Maskhadov was killed alongside several Chechen rebel comrades in a Russian special forces raid in 2005. Maskhadov had masterminded fierce Chechen guerrilla resistance to overwhelming Russian firepower in the war.Chechnya is now run by Ramzan Kadyrov, a former rebel who switched sides and is now fiercely loyal to Russian President Vladimir Putin. Mr Kadyrov has a reputation for ruthlessness and is blacklisted by Western nations. Several Chechen opposition activists have been assassinated abroad in recent years.

The Georgian language service of Radio Free Europe says Khangoshvili acted as a mediator to defuse a conflict in the Lopota Gorge in August 2012. Georgian security forces went there to end a hostage-taking by armed Chechens.

After 2005 a low-level, anti-Kadyrov insurgency continued in the North Caucasus, with Islamist militants operating from villages near Russian-controlled Chechnya and Dagestan.

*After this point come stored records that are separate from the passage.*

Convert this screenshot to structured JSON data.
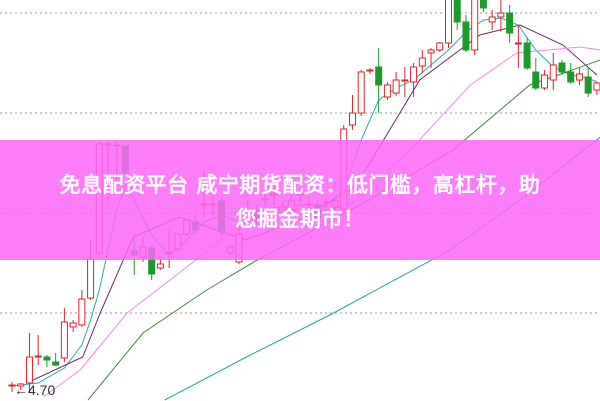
{
  "banner": {
    "line1": "免息配资平台 咸宁期货配资：低门槛，高杠杆，助",
    "line2": "您掘金期市！"
  },
  "chart_data": {
    "type": "candlestick",
    "title": "",
    "grid": true,
    "annotations": [
      {
        "text": "4.70",
        "marker": "arrow-left",
        "candle_index": 2,
        "price": 4.7
      }
    ],
    "colors": {
      "up": "#d8262c",
      "down": "#1c9b2c",
      "ma5": "#2aa9b8",
      "ma10": "#6a2a6a",
      "ma20": "#f08ae8",
      "ma30": "#3c8a3c",
      "ma60": "#2aa0a8",
      "banner": "#fc68f6"
    },
    "candles_ohlc": [
      [
        4.75,
        4.78,
        4.68,
        4.75
      ],
      [
        4.74,
        4.77,
        4.7,
        4.76
      ],
      [
        4.77,
        5.27,
        4.68,
        5.03
      ],
      [
        5.04,
        5.25,
        4.95,
        5.04
      ],
      [
        5.03,
        5.05,
        4.93,
        5.0
      ],
      [
        4.98,
        5.07,
        4.94,
        4.95
      ],
      [
        5.02,
        5.52,
        4.98,
        5.38
      ],
      [
        5.33,
        5.4,
        5.28,
        5.37
      ],
      [
        5.35,
        5.7,
        5.33,
        5.61
      ],
      [
        5.62,
        6.2,
        5.6,
        6.01
      ],
      [
        6.07,
        7.19,
        6.05,
        7.16
      ],
      [
        7.16,
        7.19,
        6.6,
        7.16
      ],
      [
        7.15,
        7.19,
        6.8,
        7.15
      ],
      [
        7.14,
        7.14,
        6.9,
        6.87
      ],
      [
        6.09,
        6.25,
        5.85,
        6.05
      ],
      [
        6.03,
        6.24,
        5.98,
        6.13
      ],
      [
        6.12,
        6.15,
        5.8,
        5.86
      ],
      [
        5.92,
        6.02,
        5.9,
        5.96
      ],
      [
        6.07,
        6.3,
        5.92,
        6.07
      ],
      [
        6.11,
        6.27,
        6.08,
        6.26
      ],
      [
        6.26,
        6.4,
        6.24,
        6.4
      ],
      [
        6.38,
        6.45,
        6.25,
        6.3
      ],
      [
        6.55,
        6.89,
        6.43,
        6.56
      ],
      [
        6.55,
        6.7,
        6.45,
        6.56
      ],
      [
        6.59,
        6.62,
        6.24,
        6.28
      ],
      [
        6.07,
        6.16,
        6.04,
        6.13
      ],
      [
        5.98,
        6.35,
        5.96,
        6.26
      ],
      [
        6.4,
        6.6,
        6.38,
        6.49
      ],
      [
        6.49,
        6.55,
        6.35,
        6.42
      ],
      [
        6.6,
        6.7,
        6.48,
        6.61
      ],
      [
        6.65,
        6.75,
        6.55,
        6.66
      ],
      [
        6.47,
        6.58,
        6.45,
        6.53
      ],
      [
        6.49,
        6.65,
        6.47,
        6.59
      ],
      [
        6.65,
        6.72,
        6.58,
        6.66
      ],
      [
        6.55,
        6.62,
        6.48,
        6.56
      ],
      [
        6.55,
        6.6,
        6.42,
        6.42
      ],
      [
        6.57,
        6.63,
        6.52,
        6.58
      ],
      [
        6.53,
        6.62,
        6.5,
        6.59
      ],
      [
        6.51,
        7.35,
        6.48,
        7.31
      ],
      [
        7.35,
        7.65,
        7.3,
        7.47
      ],
      [
        7.47,
        7.9,
        7.44,
        7.88
      ],
      [
        7.89,
        7.92,
        7.86,
        7.9
      ],
      [
        7.93,
        8.12,
        7.47,
        7.75
      ],
      [
        7.63,
        7.78,
        7.6,
        7.75
      ],
      [
        7.67,
        7.88,
        7.64,
        7.8
      ],
      [
        7.79,
        7.93,
        7.63,
        7.8
      ],
      [
        7.78,
        7.97,
        7.63,
        7.93
      ],
      [
        7.94,
        8.1,
        7.87,
        8.02
      ],
      [
        8.07,
        8.12,
        7.92,
        8.1
      ],
      [
        8.1,
        8.18,
        8.08,
        8.17
      ],
      [
        8.17,
        8.7,
        8.12,
        8.65
      ],
      [
        8.65,
        8.75,
        8.3,
        8.38
      ],
      [
        8.38,
        8.45,
        8.08,
        8.1
      ],
      [
        8.1,
        8.7,
        8.05,
        8.65
      ],
      [
        8.65,
        8.72,
        8.48,
        8.52
      ],
      [
        8.38,
        8.5,
        8.3,
        8.43
      ],
      [
        8.43,
        8.6,
        8.28,
        8.47
      ],
      [
        8.47,
        8.55,
        8.17,
        8.27
      ],
      [
        8.16,
        8.35,
        7.92,
        8.17
      ],
      [
        8.17,
        8.22,
        7.9,
        7.92
      ],
      [
        7.88,
        8.02,
        7.7,
        7.72
      ],
      [
        7.72,
        7.9,
        7.7,
        7.85
      ],
      [
        7.8,
        8.07,
        7.7,
        7.95
      ],
      [
        7.97,
        8.0,
        7.85,
        7.88
      ],
      [
        7.88,
        7.97,
        7.76,
        7.78
      ],
      [
        7.8,
        7.92,
        7.75,
        7.86
      ],
      [
        7.83,
        7.92,
        7.63,
        7.67
      ],
      [
        7.7,
        7.78,
        7.65,
        7.77
      ]
    ],
    "moving_averages": [
      {
        "key": "ma5",
        "points": [
          [
            0,
            4.74
          ],
          [
            3,
            4.77
          ],
          [
            6,
            4.92
          ],
          [
            8,
            5.15
          ],
          [
            9,
            5.4
          ],
          [
            10,
            5.7
          ],
          [
            11,
            6.1
          ],
          [
            12,
            6.5
          ],
          [
            13,
            6.75
          ],
          [
            14,
            6.6
          ],
          [
            16,
            6.25
          ],
          [
            18,
            6.05
          ],
          [
            20,
            6.2
          ],
          [
            22,
            6.38
          ],
          [
            24,
            6.45
          ],
          [
            26,
            6.38
          ],
          [
            28,
            6.45
          ],
          [
            30,
            6.52
          ],
          [
            33,
            6.55
          ],
          [
            36,
            6.55
          ],
          [
            38,
            6.7
          ],
          [
            40,
            7.2
          ],
          [
            42,
            7.6
          ],
          [
            44,
            7.72
          ],
          [
            46,
            7.8
          ],
          [
            48,
            7.95
          ],
          [
            50,
            8.1
          ],
          [
            52,
            8.28
          ],
          [
            54,
            8.4
          ],
          [
            56,
            8.42
          ],
          [
            58,
            8.35
          ],
          [
            60,
            8.1
          ],
          [
            62,
            7.93
          ],
          [
            64,
            7.85
          ],
          [
            66,
            7.82
          ],
          [
            67,
            7.78
          ]
        ]
      },
      {
        "key": "ma10",
        "points": [
          [
            1.7,
            4.77
          ],
          [
            8.1,
            5.03
          ],
          [
            10.1,
            5.47
          ],
          [
            13.9,
            6.23
          ],
          [
            19.2,
            6.43
          ],
          [
            26.7,
            6.2
          ],
          [
            33.7,
            6.43
          ],
          [
            39.4,
            6.74
          ],
          [
            46.7,
            7.8
          ],
          [
            53.6,
            8.25
          ],
          [
            58.2,
            8.35
          ],
          [
            63.1,
            8.15
          ],
          [
            67,
            7.85
          ]
        ]
      },
      {
        "key": "ma20",
        "points": [
          [
            3.6,
            4.63
          ],
          [
            7.8,
            4.9
          ],
          [
            13.2,
            5.47
          ],
          [
            21.5,
            6.03
          ],
          [
            25.3,
            6.3
          ],
          [
            33,
            6.45
          ],
          [
            38.7,
            6.55
          ],
          [
            45.6,
            7.1
          ],
          [
            52.5,
            7.75
          ],
          [
            57.8,
            8.07
          ],
          [
            65.1,
            8.13
          ],
          [
            67.4,
            8.1
          ]
        ]
      },
      {
        "key": "ma30",
        "points": [
          [
            8.7,
            4.6
          ],
          [
            15,
            5.27
          ],
          [
            22.3,
            5.7
          ],
          [
            28.1,
            6.0
          ],
          [
            39.9,
            6.55
          ],
          [
            50.5,
            7.1
          ],
          [
            59.3,
            7.75
          ],
          [
            67.4,
            8.0
          ]
        ]
      },
      {
        "key": "ma60",
        "points": [
          [
            17.5,
            4.6
          ],
          [
            27.3,
            5.05
          ],
          [
            36.4,
            5.45
          ],
          [
            50.2,
            6.1
          ],
          [
            58.2,
            6.6
          ],
          [
            67.4,
            7.23
          ]
        ]
      }
    ]
  }
}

Several Chechens from the Pankisi Gorge — Khangoshvili’s home territory — joined the Islamic State (IS) jihad in the Middle East. Khangoshvili feared for his life in Georgia and used various aliases. He also used aliases in Germany, where he applied for asylum, but was not granted it. German media report that he was on a police watch list for a while, as a suspected Islamist, but was later dropped from it for lack of evidence.

Some reports speculate that his death could have been a criminal settling of scores, rather than a political assassination. He was suspected of links with the criminal underworld. In his Kist community back in Georgia, Ms Mikeladze says, there is deep sorrow over his death. He was «a very influential leader» there. His wife and four children remain in Berlin.

Many Chechens moved to Germany and other EU countries because of the long-running conflict in Chechnya. But many have found it difficult to get asylum.